The planners in OPD were more impressed by the dangers than they were by the possibilities and proposed to take Casablanca, seize the railroad to the east, secure all the approaches to Gibraltar, and consolidate the position in French Morocco before moving eastward into Algeria. They estimated that the program would take three months. Planners in the British armed services had a different idea, brought about because they were responding to a different urgency. For the Americans the main object of TORCH was to get troops into action, and as far as they could see it really did not matter much to the President where or against whom they fought. For the British, the objective was to free North Africa, which meant in practice to drive Rommel out of the continent. They therefore advocated the bold course, driving deep into the Mediterranean with the initial landings and seizing Tunis. The American plan horrified them. There was no point to the operation if three months were frittered away consolidating positions a thousand miles from Tunis while the Germans established themselves there. Such a result would make Rommel’s position stronger, not weaker.

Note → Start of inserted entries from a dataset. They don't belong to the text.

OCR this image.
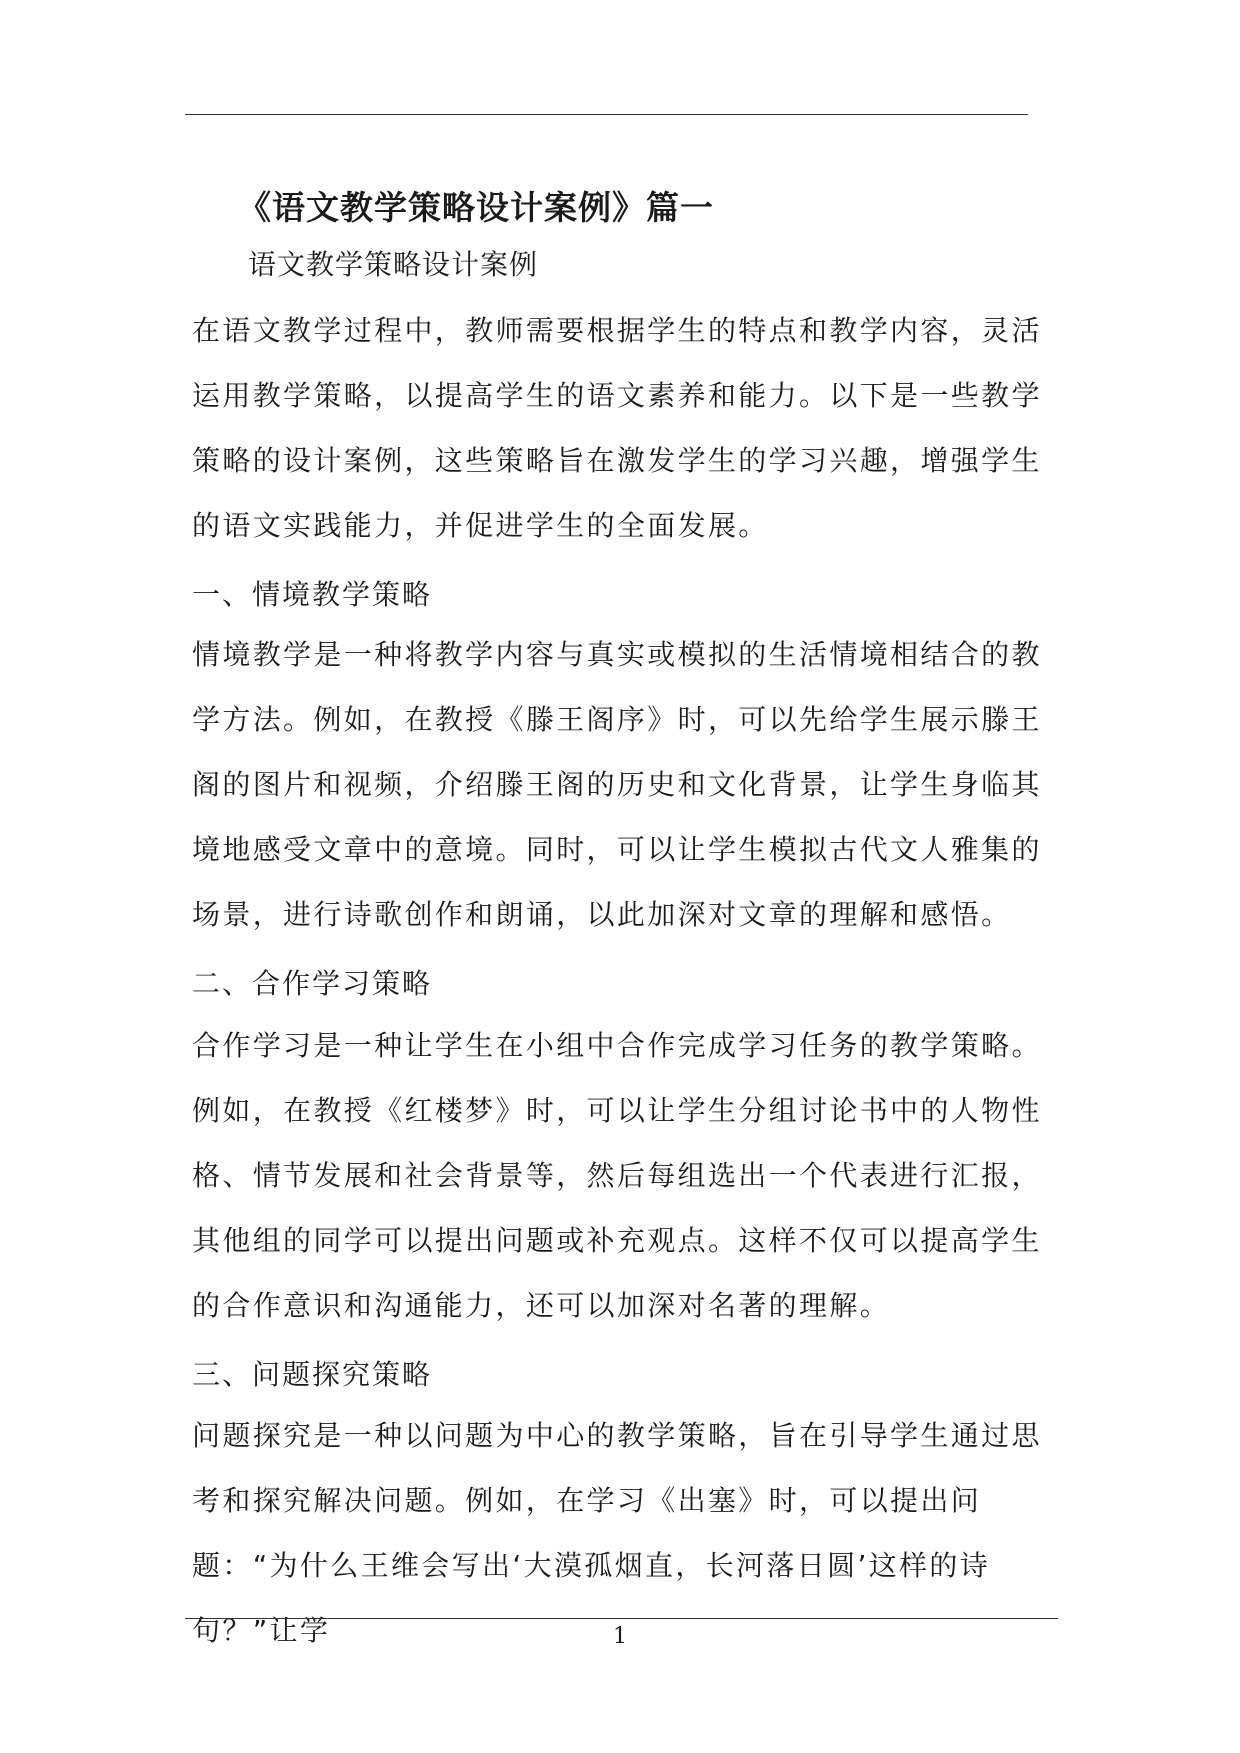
《语文教学策略设计案例》篇一
语文教学策略设计案例

在语文教学过程中，教师需要根据学生的特点和教学内容，灵活运用教学策略，以提高学生的语文素养和能力。以下是一些教学策略的设计案例，这些策略旨在激发学生的学习兴趣，增强学生的语文实践能力，并促进学生的全面发展。

一、情境教学策略

情境教学是一种将教学内容与真实或模拟的生活情境相结合的教学方法。例如，在教授《滕王阁序》时，可以先给学生展示滕王阁的图片和视频，介绍滕王阁的历史和文化背景，让学生身临其境地感受文章中的意境。同时，可以让学生模拟古代文人雅集的场景，进行诗歌创作和朗诵，以此加深对文章的理解和感悟。

二、合作学习策略

合作学习是一种让学生在小组中合作完成学习任务的教学策略。例如，在教授《红楼梦》时，可以让学生分组讨论书中的人物性格、情节发展和社会背景等，然后每组选出一个代表进行汇报，其他组的同学可以提出问题或补充观点。这样不仅可以提高学生的合作意识和沟通能力，还可以加深对名著的理解。

三、问题探究策略

问题探究是一种以问题为中心的教学策略，旨在引导学生通过思考和探究解决问题。例如，在学习《出塞》时，可以提出问题：“为什么王维会写出‘大漠孤烟直，长河落日圆’这样的诗句？”让学	1
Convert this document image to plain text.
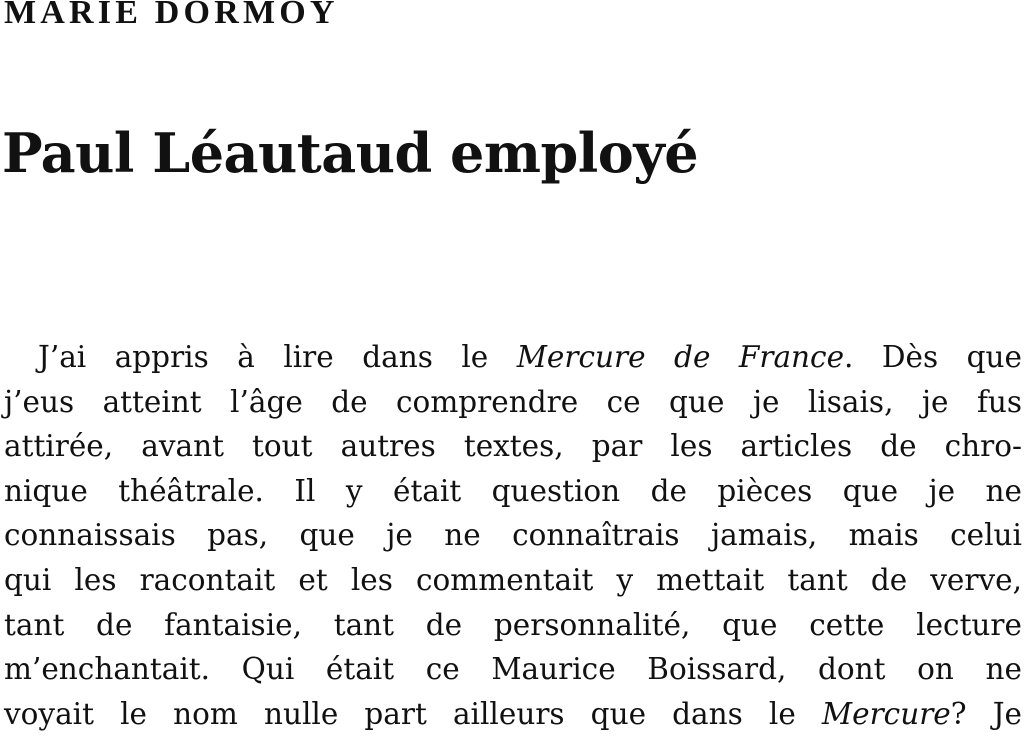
MARIE DORMOY
Paul Léautaud employé
J’ai appris à lire dans le Mercure de France. Dès que
j’eus atteint l’âge de comprendre ce que je lisais, je fus
attirée, avant tout autres textes, par les articles de chro-
nique théâtrale. Il y était question de pièces que je ne
connaissais pas, que je ne connaîtrais jamais, mais celui
qui les racontait et les commentait y mettait tant de verve,
tant de fantaisie, tant de personnalité, que cette lecture
m’enchantait. Qui était ce Maurice Boissard, dont on ne
voyait le nom nulle part ailleurs que dans le Mercure? Je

In the debate the British stressed the relative softness of the Algerian coastal area as compared with Casablanca. Algeria had more favorable weather and tide, more numerous and better ports, and was of course
much closer to Tunis. At Casablanca the surf was enormous, so high that even the Americans admitted that on four days out of five it would be impossible to land there. The British also argued that landings at Casablanca would threaten Spanish Morocco and thus be more likely to bring the Spanish into the war.